今、日本国憲法を学ぶ意味2

憲法改正に向けての動きが加速している最大の要因は保守の側にストッパー役の人物もしくはグループが見当たらないことが最大の要因だと思います。

中曽根総理大臣がイラン・イラク戦争当時の1987年ペルシャ湾に自衛隊の掃海艇を出動を検討した際に憲法の理念に外れる恐れがあると反対したのは後藤田正晴官房長官でした。

小沢一郎さんは現在は憲法改正には反対の姿勢ですが1990年代初頭は違いました。「普通の国」を目指すとして憲法改正を視野に入れた動きでした。

小沢さんらの主張に対し反対の姿勢を鮮明にして戦ったのは梶山静六さんや野中広務さんといった戦争の悲惨さを実体験として持っている剛腕政治家でした。

防衛政策に精通していた山崎拓さんも憲法9条の専守防衛の考え方は堅持の姿勢でした。こうした一連の保守政治家はこの世を去るか引退してしまいました。

ハト派の皆さんは、余り当てにできません。かつてはハト派の牙城であった故・三木武夫さんの派閥の流れを組む自民党の高村副総裁は改正の先陣を切っています。

護憲の考えが貫かれていたはずの保守本流の流れを組む自民党前幹事長の谷垣禎一さんも待ったをかける気概は感じられません。気骨がない人はダメです。

結果として戦争を知らず勇ましいことを主張することで高揚感を覚えるようなスタイルの政治家ばかりが安倍総理を取り囲むことになれば拙速な議論となりかねません。

しかし、憲法論議に大きな影響を及ぼすかもしれない事態が生じました。天皇陛下のお言葉です。お言葉は「象徴としてのお務めについてのお気持ち」を述べられたものです。

本文の中にも再三に渡り象徴天皇という表現が使われています。現在の憲法で定めれている象徴天皇制を前提にしてありようについてお考えを述べられています。

もちろん天皇陛下のお言葉と国会での憲法論議とは全く関係ありません。国政への権能を一切有しないことを十二分に認識した上でお気持ちを述べられました。

憲法に定められた象徴天皇の役割を着実に遂行するためには生前退位して皇太子に皇位を譲ることもあり得るとのお気持ちを強くにじませたと受け止められました。

憲法改正論議への影響は出ると思います。お言葉を受け止めて生前退位の環境整備を急ごうとすれば現行憲法の枠組みの中で法制度を整えることになります。
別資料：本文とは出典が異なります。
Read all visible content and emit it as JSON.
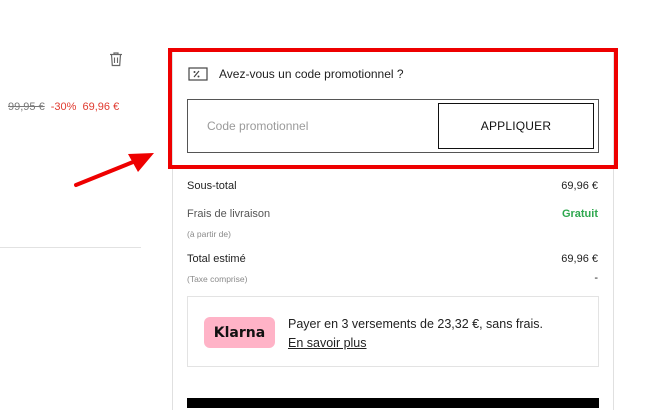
{
  "product": {
    "old_price": "99,95 €",
    "discount": "-30%",
    "new_price": "69,96 €",
    "delete_icon": "trash-icon"
  },
  "promo": {
    "icon": "coupon-icon",
    "title": "Avez-vous un code promotionnel ?",
    "placeholder": "Code promotionnel",
    "value": "",
    "apply_label": "APPLIQUER",
    "highlight_color": "#ee0000"
  },
  "summary": {
    "subtotal_label": "Sous-total",
    "subtotal_value": "69,96 €",
    "shipping_label": "Frais de livraison",
    "shipping_value": "Gratuit",
    "shipping_note": "(à partir de)",
    "total_label": "Total estimé",
    "total_value": "69,96 €",
    "total_note": "(Taxe comprise)",
    "tax_value": "-",
    "free_color": "#2fa84f"
  },
  "klarna": {
    "logo": "Klarna",
    "message": "Payer en 3 versements de 23,32 €, sans frais.",
    "link": "En savoir plus",
    "badge_color": "#ffb3c7"
  },
  "annotation": {
    "arrow_color": "#ee0000"
  }
}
憲法改正より優先事項となると思います。国民世論も天皇陛下のお言葉を支持しています。憲法改正に向けての動きを急ごうとした安倍政権としても尊重せざるを得ません。

結果として国会は憲法改正の動きを再検討せざるを得ないのではないでしょうか。憲法改正論議は、時間をかけて慎重にことに当たるという流れが強まるのではないでしょうか。

私はこの流れを期待します。国民が落ち着いて日本国憲法の価値とは何なのか、憲法改正をする意義は一体何なのかを考える余裕が与えられるからです。

参議院選挙で改正を志向する勢力が三分の二を占めたといっても安倍総理は憲法改正を選挙の争点にした訳ではありません。原点に立ち戻って議論を始めて欲しいです。